AT&T (NYSE:T) and Verizon Communications (NYSE:VZ) are set on Jan. 5 to deploy C-Band spectrum 5G wireless service that they won in an $80 billion government auction. The petition from industry group Airlines for America seeks a deployment delay near numerous U.S. airports including ones in Chicago, San Francisco, Los Angeles, Las Vegas, New York, Boston and Seattle.
The aviation industry and the U.S. Federal Aviation Administration (FAA) have raised significant concerns that 5G might interfere with sensitive aircraft electronics like radio altimeters, which could delay or divert flights.
"Aircraft will not be able to rely on radio altimeters for numerous flight procedures and thus will not be able to land at
certain airports," the group said in its emergency FCC petition.
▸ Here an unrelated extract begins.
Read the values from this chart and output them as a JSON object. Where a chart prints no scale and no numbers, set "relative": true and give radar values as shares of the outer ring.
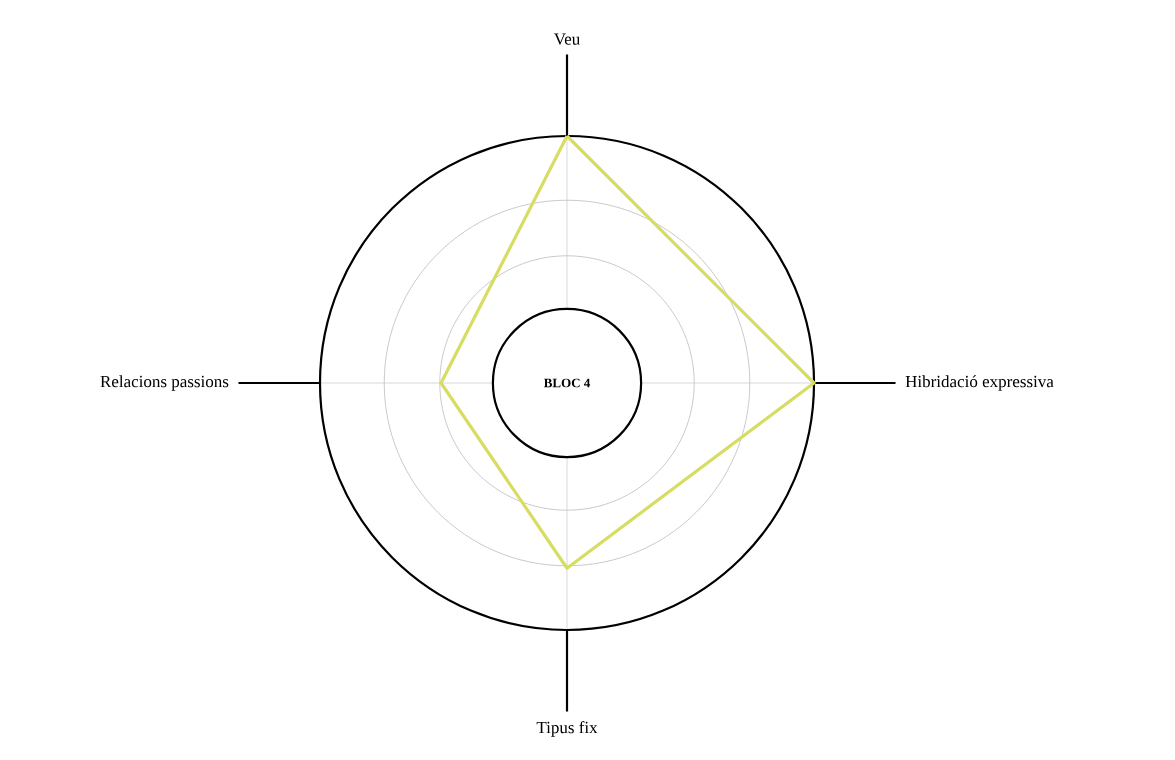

It said wireless interference will "jeopardize the function of critical aircraft safety systems, which in turn threatens to divert or cancel thousands of flights" daily. It said this would disrupt "millions of passenger reservations" along with flight crew schedules and global supply chains.
The petition seeks an FCC decision by noon EST Monday or the group warned it will "seek judicial or other relief" to avoid "immediate and unacceptable safety risks."
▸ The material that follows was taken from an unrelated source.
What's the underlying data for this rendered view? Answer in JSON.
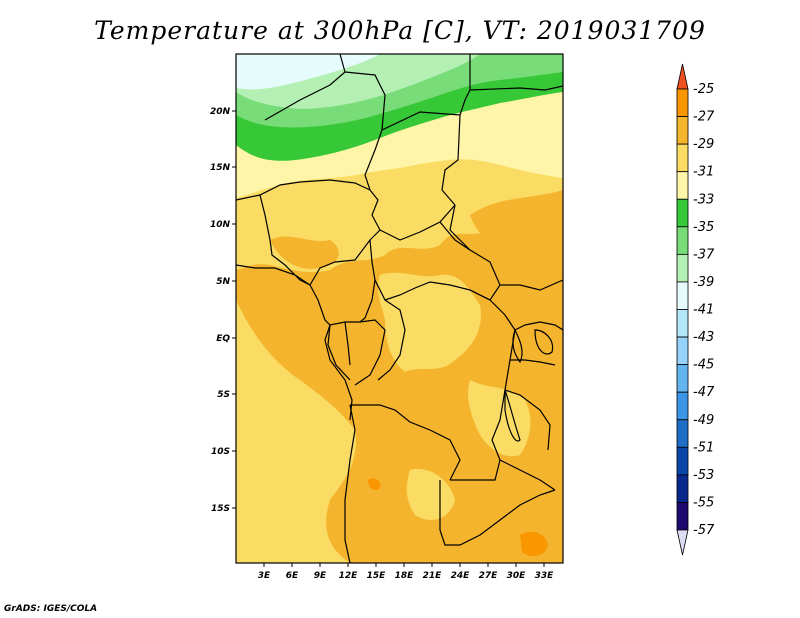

Wireless industry group CTIA said 5G is safe and the spectrum is being used in about 40 other countries.
CTIA said Thursday "the FCC considered and rejected these claims nearly two years ago after an exhaustive review" and the industry still plans a Jan. 5 launch for 5G service.
The FAA declined to comment on the petition. The agency has been preparing to issue notices further detailing impact of potential interference but has delayed release as intensive talks continue between the Biden administration, wireless carriers and the aviation sector.
Airlines for America, which represents American Airlines (NASDAQ:AAL), Delta Air Lines (NYSE:DAL), United Airlines, FedEx (NYSE:FDX) and other major carriers, said it wants the FCC and FAA "to work together on a practical solution." The petition is aimed at preserving legal options if discussions do not result in an agreement.
This month, the group warned interference from 5G networks could cause 4% of U.S. flights to be diverted, delayed or canceled, and the FAA issued airworthiness directives warning 5G interference could result in flight diversions.
Airlines for America has said that if the FAA 5G directive had been in effect in 2019, about 345,000 passenger flights and 5,400 cargo flights would have faced delays, diversions or cancellations impacting 32 million passengers.
"The potential damage to the airline industry alone is staggering," the petition says.
In November, AT&T and Verizon delayed commercial launch of C-band wireless service by a month until Jan. 5 and adopted precautionary measures to limit interference.
Aviation industry groups said that was insufficient. The aviation industry made a counterproposal that would limit cellular transmissions around airports and other critical areas.